И все-таки, когда дело доходит до необходимости обеспечить себя работой и организовать сезон, именно оркестры и избирают дирижеров, и изобретают их. Миф начинается с их безмолвного согласия с оным. Оркестранты народ ожесточенный, но тающий при первом же взмахе волшебной палочки. Они могут рассказывать вам, что стоило Артуру Никишу лишь появится в зале, как в оркестрантов словно вливались новые силы. Именно музыканты говорили о «какой-то магии», которая делала Артуро Тосканини и Вильгельма Фуртвенглера существами, отличными от прочих смертных. Леонард Бернстайн, признал один из них, заставил его вспомнить, «почему [он] захотел стать музыкантом». Посредством некоего бессловесного импульса незаурядный дирижер способен изменить саму химию и оркестра, и публики. Философ анти-авторитарист Элиас Канетти усматривал в этом проявление почти божественной власти:
Он держит взглядом весь оркестр. Каждый музыкант
чувствует, что дирижер видит лично его, и более того, слышит… Он пребывает в
сознании каждого оркестранта. Он знает не только то, что каждому из них
Для сидящего в партере слушателя дирижер олицетворяет двойную форму эскейпизма: стремление раствориться в музыке в сочетании с потребностью прийти к очищению через то, что делает стоящее на подиуме всевластное существо. Дирижер есть безусловный герой, чьи жесты имитирует палец лежащей на подлокотнике руки слушателя, который, возвратившись домой, размахивает руками перед зеркалом ванной комнаты под звуки записанной музыки. Воспроизводимый дисками и видео записями, миф о маэстро породил дорогостоящий, охвативший весь мир культ.

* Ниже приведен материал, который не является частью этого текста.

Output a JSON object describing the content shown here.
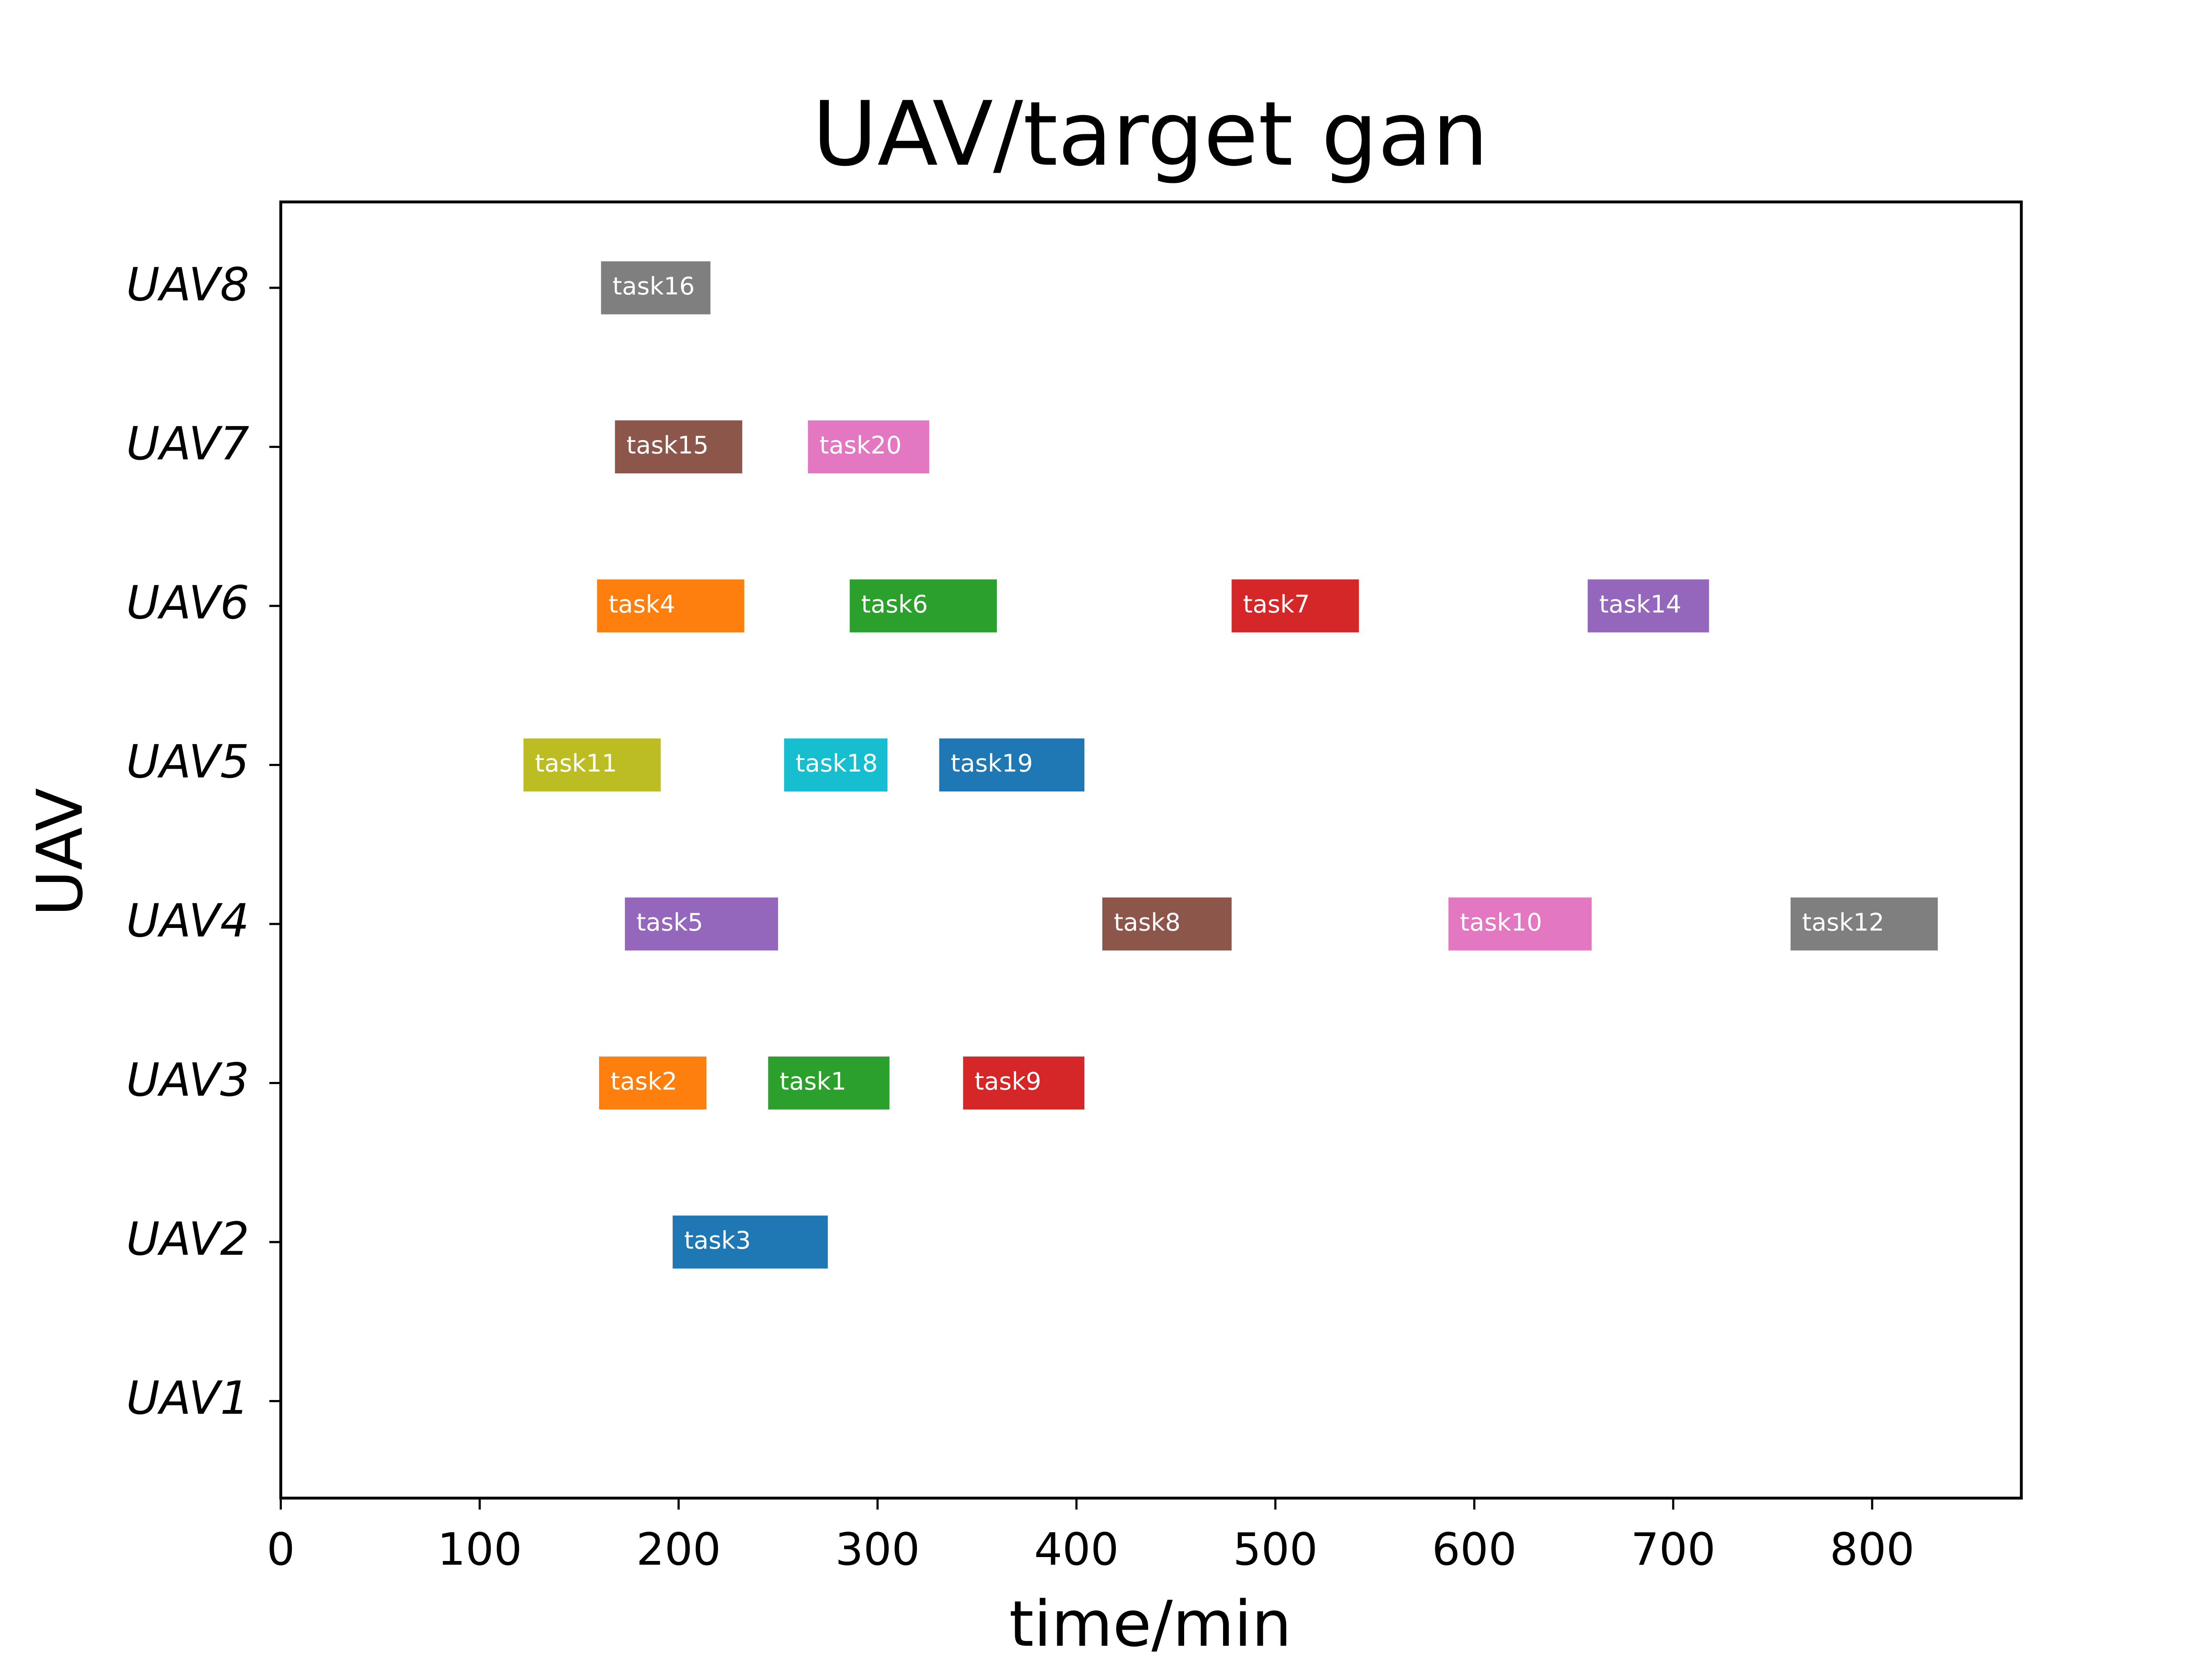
{
  "chart_data": {
    "type": "gantt",
    "title": "UAV/target gan",
    "x_label": "time/min",
    "y_label": "UAV",
    "categories": [
      "UAV1",
      "UAV2",
      "UAV3",
      "UAV4",
      "UAV5",
      "UAV6",
      "UAV7",
      "UAV8"
    ],
    "xlim": [
      0,
      875
    ],
    "xticks": [
      0,
      100,
      200,
      300,
      400,
      500,
      600,
      700,
      800
    ],
    "ylim": [
      0.39,
      8.54
    ],
    "tasks": [
      {
        "name": "task16",
        "uav": "UAV8",
        "start": 161,
        "end": 216,
        "color": "#7f7f7f"
      },
      {
        "name": "task15",
        "uav": "UAV7",
        "start": 168,
        "end": 232,
        "color": "#8c564b"
      },
      {
        "name": "task20",
        "uav": "UAV7",
        "start": 265,
        "end": 326,
        "color": "#e377c2"
      },
      {
        "name": "task4",
        "uav": "UAV6",
        "start": 159,
        "end": 233,
        "color": "#ff7f0e"
      },
      {
        "name": "task6",
        "uav": "UAV6",
        "start": 286,
        "end": 360,
        "color": "#2ca02c"
      },
      {
        "name": "task7",
        "uav": "UAV6",
        "start": 478,
        "end": 542,
        "color": "#d62728"
      },
      {
        "name": "task14",
        "uav": "UAV6",
        "start": 657,
        "end": 718,
        "color": "#9467bd"
      },
      {
        "name": "task11",
        "uav": "UAV5",
        "start": 122,
        "end": 191,
        "color": "#bcbd22"
      },
      {
        "name": "task18",
        "uav": "UAV5",
        "start": 253,
        "end": 305,
        "color": "#17becf"
      },
      {
        "name": "task19",
        "uav": "UAV5",
        "start": 331,
        "end": 404,
        "color": "#1f77b4"
      },
      {
        "name": "task5",
        "uav": "UAV4",
        "start": 173,
        "end": 250,
        "color": "#9467bd"
      },
      {
        "name": "task8",
        "uav": "UAV4",
        "start": 413,
        "end": 478,
        "color": "#8c564b"
      },
      {
        "name": "task10",
        "uav": "UAV4",
        "start": 587,
        "end": 659,
        "color": "#e377c2"
      },
      {
        "name": "task12",
        "uav": "UAV4",
        "start": 759,
        "end": 833,
        "color": "#7f7f7f"
      },
      {
        "name": "task2",
        "uav": "UAV3",
        "start": 160,
        "end": 214,
        "color": "#ff7f0e"
      },
      {
        "name": "task1",
        "uav": "UAV3",
        "start": 245,
        "end": 306,
        "color": "#2ca02c"
      },
      {
        "name": "task9",
        "uav": "UAV3",
        "start": 343,
        "end": 404,
        "color": "#d62728"
      },
      {
        "name": "task3",
        "uav": "UAV2",
        "start": 197,
        "end": 275,
        "color": "#1f77b4"
      }
    ]
  }
}
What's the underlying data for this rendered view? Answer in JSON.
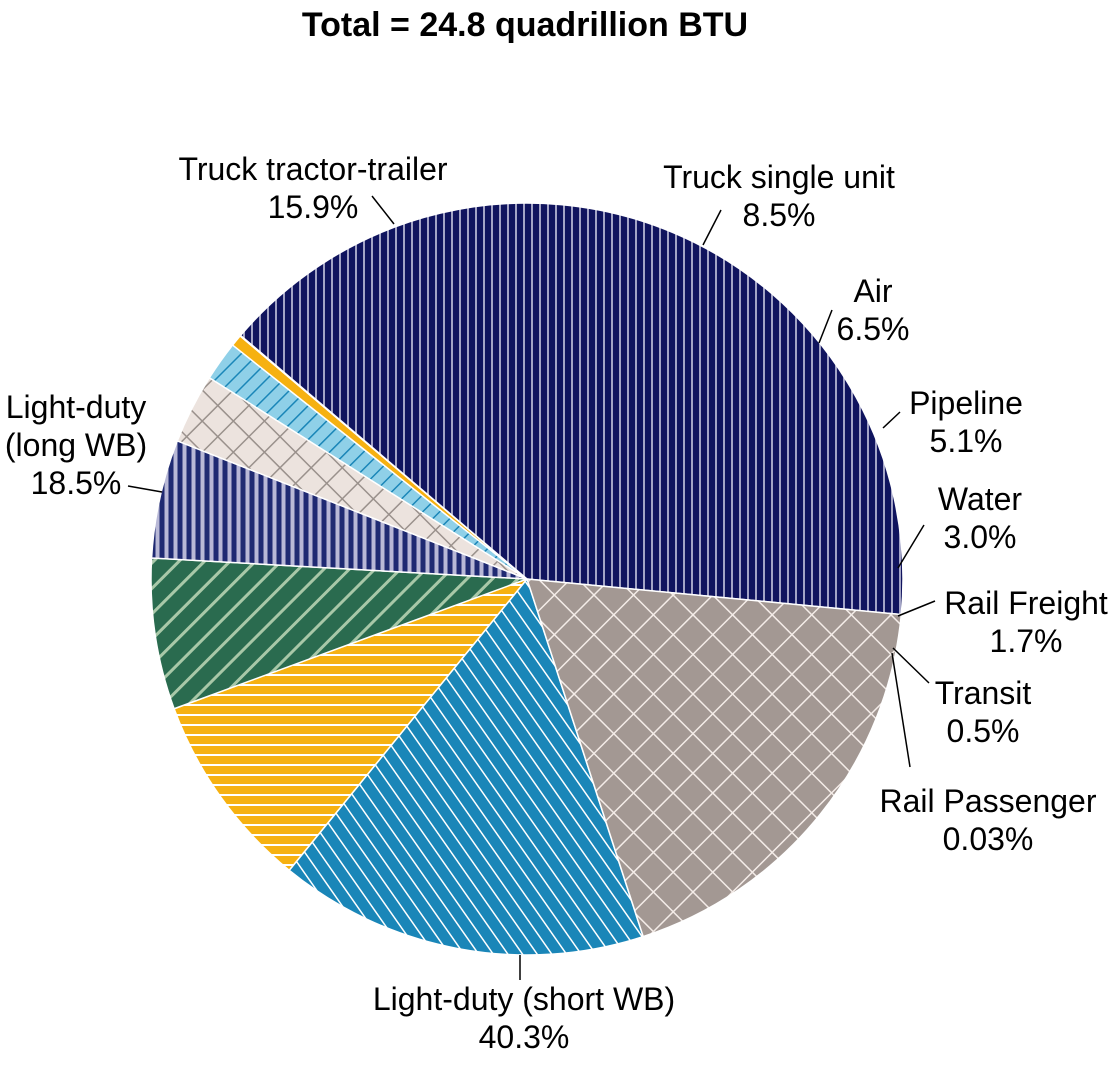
{
  "chart_data": {
    "type": "pie",
    "title": "Total = 24.8 quadrillion BTU",
    "start_angle_deg": 162,
    "direction": "clockwise",
    "slices": [
      {
        "name": "Truck tractor-trailer",
        "value_label": "15.9%",
        "value": 15.9,
        "color": "#1a86b8",
        "line_color": "#ffffff",
        "pattern": "diag-left"
      },
      {
        "name": "Truck single unit",
        "value_label": "8.5%",
        "value": 8.5,
        "color": "#f6b111",
        "line_color": "#ffffff",
        "pattern": "horizontal"
      },
      {
        "name": "Air",
        "value_label": "6.5%",
        "value": 6.5,
        "color": "#2a6b4f",
        "line_color": "#a8c8a8",
        "pattern": "diag-wide"
      },
      {
        "name": "Pipeline",
        "value_label": "5.1%",
        "value": 5.1,
        "color": "#1f2a72",
        "line_color": "#b8b8d6",
        "pattern": "vertical"
      },
      {
        "name": "Water",
        "value_label": "3.0%",
        "value": 3.0,
        "color": "#ece3de",
        "line_color": "#9a918c",
        "pattern": "cross"
      },
      {
        "name": "Rail Freight",
        "value_label": "1.7%",
        "value": 1.7,
        "color": "#8fd0e8",
        "line_color": "#1a86b8",
        "pattern": "diag-right"
      },
      {
        "name": "Transit",
        "value_label": "0.5%",
        "value": 0.5,
        "color": "#f6b111",
        "line_color": "#ffffff",
        "pattern": "solid"
      },
      {
        "name": "Rail Passenger",
        "value_label": "0.03%",
        "value": 0.03,
        "color": "#f8e2a8",
        "line_color": "#ffffff",
        "pattern": "solid"
      },
      {
        "name": "Light-duty (short WB)",
        "value_label": "40.3%",
        "value": 40.3,
        "color": "#10145e",
        "line_color": "#c8c8e0",
        "pattern": "vertical-fine"
      },
      {
        "name": "Light-duty (long WB)",
        "value_label": "18.5%",
        "value": 18.5,
        "color": "#a39893",
        "line_color": "#f4ece8",
        "pattern": "cross"
      }
    ],
    "labels": [
      {
        "lines": [
          "Truck tractor-trailer",
          "15.9%"
        ]
      },
      {
        "lines": [
          "Truck single unit",
          "8.5%"
        ]
      },
      {
        "lines": [
          "Air",
          "6.5%"
        ]
      },
      {
        "lines": [
          "Pipeline",
          "5.1%"
        ]
      },
      {
        "lines": [
          "Water",
          "3.0%"
        ]
      },
      {
        "lines": [
          "Rail Freight",
          "1.7%"
        ]
      },
      {
        "lines": [
          "Transit",
          "0.5%"
        ]
      },
      {
        "lines": [
          "Rail Passenger",
          "0.03%"
        ]
      },
      {
        "lines": [
          "Light-duty (short WB)",
          "40.3%"
        ]
      },
      {
        "lines": [
          "Light-duty",
          "(long WB)",
          "18.5%"
        ]
      }
    ]
  }
}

Это весьма рафинированная форма поклонения. Дирижер никогда не был героем толпы, он был идолом элиты. Для среднего футбольного болельщика или живущего на государственное пособие родителя-одиночки он, если что-нибудь и символизирует, то недостижимую привилегированность и утонченность. Известностью рок-звезд обладали лишь Тосканини и Бернстайн да и те по причинам, никак с их ремеслом не связанным. Дирижер не герой толпы, он герой героев: воплощение власти в глазах всевластных. «Не существует более явственного выражения власти, чем дирижер, исполняющий музыку, - отмечал Канетти. - Каждая частность его публичного поведения проливает свет на природу власти. Человек, ничего о власти не знающий, может открывать, наблюдая за дирижером, все ее атрибуты, один за другим».
Люди власти как раз и становятся ярыми поклонниками дирижеров. Маргарет Тэтчер, премьер-министр Британии, открыто завидовала абсолютизму Герберта фон Караяна. Ричард Никсон в самый разгар Уотергейтского дела нашел время для того, чтобы направить Леопольду Стоковскому открытку с пожеланиями скорейшего выздоровления и омыться в звуках созданного этим дирижером Филадельфийского оркестра. Когда Гельмут Шмидт стоял у власти, каждый попадавший в Западную Германию приметный маэстро получал приглашение на обед в Дом канцлера. Даже во Франции, названной ее же министром культуры нацией немузкыкальной, президенты страны считали необходимым уделять внимание репатриации Пьера Булеза и утверждению Дэниеля Баренбойма в театре «Бастилия». Зальцбургские фестивали Караяна были святилищами для первых фигур немецкой тяжелой промышленности. Магнат японской электроники обратился в его преданного слугу. Один из виднейших руководителей английской оборонной промышленности прилетает принадлежащим его компании реактивным самолетом на каждое выступление Риккардо Мути.
Дирижеров осыпают титулами и побрякушками. «Людей постоянно подмывало подарить ему что-нибудь» - сообщает ассистент Бернстайна. Истеблишмент Британии, с пренебрежением относясь к композиторам, возвел в рыцарское достоинство несчетное число дирижеров, а Караяна, сколько-нибудь различимого вклада в науку не внесшего, удостоил степени доктора Оксфордского университета. Бернстайн, ничего практически для Франции не сделавший, получил столь желанный для многих орден Почетного Легиона. Лорина Маазеля, самого недипломатичного среди музыкантов человека, генеральный секретарь ООН назначил Послом доброй воли. Риккардо Мути стал специальным представителем Комиссара по делам беженцев, даром что за всю его по минутам расписанную жизнь Мути не разу не видел даже забора лагеря беженцев.